2

I want to process a couple of hundred binary data chunks ("scenarios") for a Monte Carlo simulation. Each scenario consists of 1 million floats. Here's how I create a dummy binary file for the scenario data:

import Data.Binary 
import qualified Data.ByteString.Lazy as B
import Data.Array.Unboxed

scenSize = 1000000
scens = 100

main = do
    let xs = array (1,scenSize) [(i, 0.0) | i <- [1..scenSize]] :: UArray Int Float
    let l = take scens $ Prelude.repeat xs
    B.writeFile "bintest.data" (encode l)
    return ()

This works fine. Now I want to process the scenarios. Since there can be really a lot of scenarios (scens=1000 or so), the processing should be done lazily one chunk at a time. I tried decodeFile, but this does not seem to work:

import Data.Binary 
import qualified Data.Array.IArray as IA
import Data.Array.Unboxed as A

main = do
    bs <- decodeFile "bintest.data" :: IO [UArray Int Float]
    mapM_ doStuff bs
    return ()

doStuff b = 
    Prelude.putStrLn $ show $ b IA.! 100000

This program seems to first load all the data in memory, and then prints all the numbers at the end of the run. It also uses a lot of memory and crashes for scens=500 on my 32-bit Ubuntu machine.
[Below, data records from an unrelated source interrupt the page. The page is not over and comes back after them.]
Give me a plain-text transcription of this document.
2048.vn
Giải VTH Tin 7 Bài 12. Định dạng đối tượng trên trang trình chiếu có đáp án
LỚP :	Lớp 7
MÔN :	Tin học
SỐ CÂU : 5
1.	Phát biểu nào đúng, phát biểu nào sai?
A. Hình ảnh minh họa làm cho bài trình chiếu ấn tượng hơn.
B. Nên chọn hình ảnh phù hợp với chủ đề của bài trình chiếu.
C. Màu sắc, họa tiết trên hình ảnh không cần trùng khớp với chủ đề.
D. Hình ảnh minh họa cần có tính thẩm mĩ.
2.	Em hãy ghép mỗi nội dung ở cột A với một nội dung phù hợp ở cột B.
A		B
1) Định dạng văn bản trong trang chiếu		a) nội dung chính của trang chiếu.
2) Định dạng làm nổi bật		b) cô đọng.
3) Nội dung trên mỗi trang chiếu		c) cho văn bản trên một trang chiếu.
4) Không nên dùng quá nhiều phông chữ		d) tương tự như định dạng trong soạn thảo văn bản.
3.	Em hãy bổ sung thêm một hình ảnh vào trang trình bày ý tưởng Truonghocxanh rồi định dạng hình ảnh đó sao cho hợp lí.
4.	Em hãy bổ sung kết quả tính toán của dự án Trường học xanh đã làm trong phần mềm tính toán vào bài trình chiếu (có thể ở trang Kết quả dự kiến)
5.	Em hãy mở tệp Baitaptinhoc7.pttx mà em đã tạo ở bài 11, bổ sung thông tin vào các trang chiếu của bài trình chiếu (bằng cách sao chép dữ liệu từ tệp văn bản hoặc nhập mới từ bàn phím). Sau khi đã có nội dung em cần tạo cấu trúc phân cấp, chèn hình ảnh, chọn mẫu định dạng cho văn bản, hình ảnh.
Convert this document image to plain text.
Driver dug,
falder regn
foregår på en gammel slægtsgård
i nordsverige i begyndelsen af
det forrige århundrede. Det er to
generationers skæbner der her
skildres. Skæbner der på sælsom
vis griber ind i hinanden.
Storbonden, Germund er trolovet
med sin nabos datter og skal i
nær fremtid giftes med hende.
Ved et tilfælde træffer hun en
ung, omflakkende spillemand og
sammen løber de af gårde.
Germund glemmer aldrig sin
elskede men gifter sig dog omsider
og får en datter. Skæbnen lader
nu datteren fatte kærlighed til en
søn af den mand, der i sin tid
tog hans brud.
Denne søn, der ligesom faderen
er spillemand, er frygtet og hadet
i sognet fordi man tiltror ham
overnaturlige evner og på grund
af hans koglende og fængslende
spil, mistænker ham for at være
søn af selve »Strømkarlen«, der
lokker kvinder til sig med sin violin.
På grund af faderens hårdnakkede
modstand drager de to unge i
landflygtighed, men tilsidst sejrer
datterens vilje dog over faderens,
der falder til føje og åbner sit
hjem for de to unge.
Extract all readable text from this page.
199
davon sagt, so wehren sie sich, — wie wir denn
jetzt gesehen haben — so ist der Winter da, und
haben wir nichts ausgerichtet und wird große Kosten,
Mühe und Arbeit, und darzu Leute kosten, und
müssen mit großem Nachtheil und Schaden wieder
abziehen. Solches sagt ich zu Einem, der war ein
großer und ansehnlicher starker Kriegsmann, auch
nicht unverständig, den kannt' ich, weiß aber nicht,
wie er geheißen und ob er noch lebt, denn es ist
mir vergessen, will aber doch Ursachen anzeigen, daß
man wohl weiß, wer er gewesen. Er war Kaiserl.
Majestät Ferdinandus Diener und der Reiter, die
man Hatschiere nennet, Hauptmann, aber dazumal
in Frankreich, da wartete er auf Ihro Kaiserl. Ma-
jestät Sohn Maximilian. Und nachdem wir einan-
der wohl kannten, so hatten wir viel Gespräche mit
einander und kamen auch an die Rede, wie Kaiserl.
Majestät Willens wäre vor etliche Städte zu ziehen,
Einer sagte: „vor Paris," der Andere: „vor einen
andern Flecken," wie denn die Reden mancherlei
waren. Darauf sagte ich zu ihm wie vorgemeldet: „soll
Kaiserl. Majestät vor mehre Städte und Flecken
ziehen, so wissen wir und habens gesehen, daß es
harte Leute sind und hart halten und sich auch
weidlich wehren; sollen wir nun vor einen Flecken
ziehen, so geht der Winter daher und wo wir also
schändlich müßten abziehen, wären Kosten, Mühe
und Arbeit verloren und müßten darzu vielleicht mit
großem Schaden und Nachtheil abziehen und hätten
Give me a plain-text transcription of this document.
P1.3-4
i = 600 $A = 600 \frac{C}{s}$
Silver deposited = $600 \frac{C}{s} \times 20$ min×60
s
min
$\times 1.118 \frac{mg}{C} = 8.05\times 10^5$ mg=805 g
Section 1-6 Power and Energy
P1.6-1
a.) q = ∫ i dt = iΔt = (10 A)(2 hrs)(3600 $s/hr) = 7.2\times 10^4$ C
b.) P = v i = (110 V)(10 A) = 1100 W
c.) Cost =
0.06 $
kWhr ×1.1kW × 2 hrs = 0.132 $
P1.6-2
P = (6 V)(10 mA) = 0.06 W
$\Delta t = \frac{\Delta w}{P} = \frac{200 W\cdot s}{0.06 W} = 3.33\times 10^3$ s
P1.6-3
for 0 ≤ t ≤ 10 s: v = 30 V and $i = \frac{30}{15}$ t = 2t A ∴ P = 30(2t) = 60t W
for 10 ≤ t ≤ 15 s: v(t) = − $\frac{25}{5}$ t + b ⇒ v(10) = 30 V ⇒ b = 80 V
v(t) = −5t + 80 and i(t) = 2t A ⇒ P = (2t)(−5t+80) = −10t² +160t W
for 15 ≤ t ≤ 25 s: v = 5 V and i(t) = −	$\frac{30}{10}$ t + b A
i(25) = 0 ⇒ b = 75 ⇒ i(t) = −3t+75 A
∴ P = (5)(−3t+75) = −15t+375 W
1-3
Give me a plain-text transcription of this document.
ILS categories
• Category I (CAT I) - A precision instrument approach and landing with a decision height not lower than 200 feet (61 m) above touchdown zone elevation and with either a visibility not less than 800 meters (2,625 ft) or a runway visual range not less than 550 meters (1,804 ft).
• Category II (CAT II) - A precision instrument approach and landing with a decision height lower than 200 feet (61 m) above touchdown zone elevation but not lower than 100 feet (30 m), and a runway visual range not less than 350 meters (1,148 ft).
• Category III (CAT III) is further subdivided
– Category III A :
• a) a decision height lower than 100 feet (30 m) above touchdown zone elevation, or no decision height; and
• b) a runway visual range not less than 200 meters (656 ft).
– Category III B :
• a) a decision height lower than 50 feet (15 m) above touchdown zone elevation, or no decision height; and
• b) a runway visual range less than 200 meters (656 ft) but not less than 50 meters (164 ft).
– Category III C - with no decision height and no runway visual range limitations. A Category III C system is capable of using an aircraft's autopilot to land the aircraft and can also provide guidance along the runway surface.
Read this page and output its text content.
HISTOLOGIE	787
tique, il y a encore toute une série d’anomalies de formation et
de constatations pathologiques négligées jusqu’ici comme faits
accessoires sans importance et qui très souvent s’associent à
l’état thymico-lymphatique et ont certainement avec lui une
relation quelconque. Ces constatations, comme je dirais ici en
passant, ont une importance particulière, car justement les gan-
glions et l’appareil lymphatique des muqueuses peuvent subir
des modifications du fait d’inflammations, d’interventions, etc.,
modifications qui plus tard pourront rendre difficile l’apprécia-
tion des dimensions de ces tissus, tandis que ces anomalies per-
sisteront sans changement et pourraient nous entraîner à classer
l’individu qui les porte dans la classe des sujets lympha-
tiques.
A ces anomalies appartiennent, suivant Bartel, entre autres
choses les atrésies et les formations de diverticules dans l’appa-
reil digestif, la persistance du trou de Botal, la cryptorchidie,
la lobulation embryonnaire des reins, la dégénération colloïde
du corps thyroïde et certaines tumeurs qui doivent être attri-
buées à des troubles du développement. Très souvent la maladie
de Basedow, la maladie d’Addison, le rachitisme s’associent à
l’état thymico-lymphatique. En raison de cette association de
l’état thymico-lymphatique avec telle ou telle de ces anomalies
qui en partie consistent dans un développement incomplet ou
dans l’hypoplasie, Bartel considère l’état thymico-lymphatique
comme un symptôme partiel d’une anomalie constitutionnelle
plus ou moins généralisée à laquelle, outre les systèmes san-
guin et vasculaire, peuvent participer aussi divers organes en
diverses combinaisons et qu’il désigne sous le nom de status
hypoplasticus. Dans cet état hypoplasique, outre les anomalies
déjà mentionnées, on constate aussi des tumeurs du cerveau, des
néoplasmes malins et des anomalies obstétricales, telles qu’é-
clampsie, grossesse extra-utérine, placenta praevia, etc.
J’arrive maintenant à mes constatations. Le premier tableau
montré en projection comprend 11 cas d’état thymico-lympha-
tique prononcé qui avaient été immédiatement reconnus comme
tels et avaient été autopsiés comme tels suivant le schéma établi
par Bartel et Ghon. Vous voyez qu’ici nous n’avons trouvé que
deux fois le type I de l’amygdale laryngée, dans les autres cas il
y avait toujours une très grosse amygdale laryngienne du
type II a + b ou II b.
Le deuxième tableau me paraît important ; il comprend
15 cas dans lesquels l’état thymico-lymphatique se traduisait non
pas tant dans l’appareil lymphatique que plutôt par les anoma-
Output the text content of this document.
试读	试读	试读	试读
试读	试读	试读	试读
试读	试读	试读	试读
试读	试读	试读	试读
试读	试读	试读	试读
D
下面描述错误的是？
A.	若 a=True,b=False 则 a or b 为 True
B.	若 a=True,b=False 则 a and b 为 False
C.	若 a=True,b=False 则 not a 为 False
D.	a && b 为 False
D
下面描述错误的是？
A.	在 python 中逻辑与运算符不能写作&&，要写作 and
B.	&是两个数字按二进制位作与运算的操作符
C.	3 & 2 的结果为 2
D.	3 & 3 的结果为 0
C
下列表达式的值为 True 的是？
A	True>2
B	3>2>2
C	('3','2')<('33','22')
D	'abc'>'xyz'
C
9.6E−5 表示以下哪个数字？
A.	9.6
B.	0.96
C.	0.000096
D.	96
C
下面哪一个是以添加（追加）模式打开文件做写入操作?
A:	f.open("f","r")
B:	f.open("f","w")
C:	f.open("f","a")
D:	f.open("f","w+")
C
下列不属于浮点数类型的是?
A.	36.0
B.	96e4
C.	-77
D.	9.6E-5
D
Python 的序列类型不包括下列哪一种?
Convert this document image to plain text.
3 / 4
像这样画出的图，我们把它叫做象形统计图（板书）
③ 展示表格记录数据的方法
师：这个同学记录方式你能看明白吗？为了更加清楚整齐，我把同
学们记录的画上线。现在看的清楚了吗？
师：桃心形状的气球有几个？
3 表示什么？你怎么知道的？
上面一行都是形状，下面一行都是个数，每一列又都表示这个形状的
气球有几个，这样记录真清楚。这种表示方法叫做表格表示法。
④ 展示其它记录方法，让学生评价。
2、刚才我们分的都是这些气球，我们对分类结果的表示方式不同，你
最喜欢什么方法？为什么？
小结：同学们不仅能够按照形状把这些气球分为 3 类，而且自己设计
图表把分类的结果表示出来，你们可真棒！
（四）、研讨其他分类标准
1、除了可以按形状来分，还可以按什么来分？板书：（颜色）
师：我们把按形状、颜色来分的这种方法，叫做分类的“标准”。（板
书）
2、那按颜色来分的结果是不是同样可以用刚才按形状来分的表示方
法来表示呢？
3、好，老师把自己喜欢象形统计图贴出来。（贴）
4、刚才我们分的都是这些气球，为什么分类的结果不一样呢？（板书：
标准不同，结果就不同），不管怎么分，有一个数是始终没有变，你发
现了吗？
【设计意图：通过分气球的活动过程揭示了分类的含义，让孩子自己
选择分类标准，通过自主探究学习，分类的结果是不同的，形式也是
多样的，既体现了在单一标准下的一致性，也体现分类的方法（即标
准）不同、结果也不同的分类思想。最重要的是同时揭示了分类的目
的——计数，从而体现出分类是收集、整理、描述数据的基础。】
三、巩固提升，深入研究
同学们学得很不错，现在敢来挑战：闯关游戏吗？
What am I doing wrong? Is there an easy way to make the program run lazily?

martingw
  • 4,153
  • 3
  • 21
  • 26

1 Answers1

4

decodeFile is not lazy, just look at the source -it calls decodeOrFail, which itself must parse the whole file to determine success or failure.

EDIT:

So what I believe worked in the original binary is now broken (read: it's now a non-lazy memory hog). One solution that I doubt is optimally pretty is to use lazy readFile and runGetIncremental then manually push chunks into the decoder:

import Data.Binary
import Data.Binary.Get
import Data.ByteString.Lazy as L
import Data.ByteString as B
import qualified Data.Array.IArray as IA
import Data.Array.Unboxed as A

main = do
    bs <- getListLazy `fmap` L.readFile "bintest2.data"
    mapM_ doStuff bs
    return ()

doStuff b = print $ b IA.! 100000

The important stuff is here:

getListLazy :: L.ByteString -> [UArray Int Float]
getListLazy lz = go decodeUArray (L.toChunks lz)
  where
    go :: Decoder (UArray Int Float) -> [B.ByteString] -> [UArray Int Float]
    go _ []       = []
    go dec (b:bs) =
      case pushChunk dec b of
        Done b' o a -> a : go decodeUArray (b' : bs)
        Partial f   -> case bs of
                          (x:xs) -> go (f $ Just x) xs
                          []     -> []
        Fail _ _ s -> error s -- alternatively use '[]'

    decodeUArray :: Decoder (UArray Int Float)
    decodeUArray = runGetIncremental get

Notice this solution didn't bother decoding then plumbing the list length through the decoder - I just changed up your generator code to output numerous arrays and not a list of arrays.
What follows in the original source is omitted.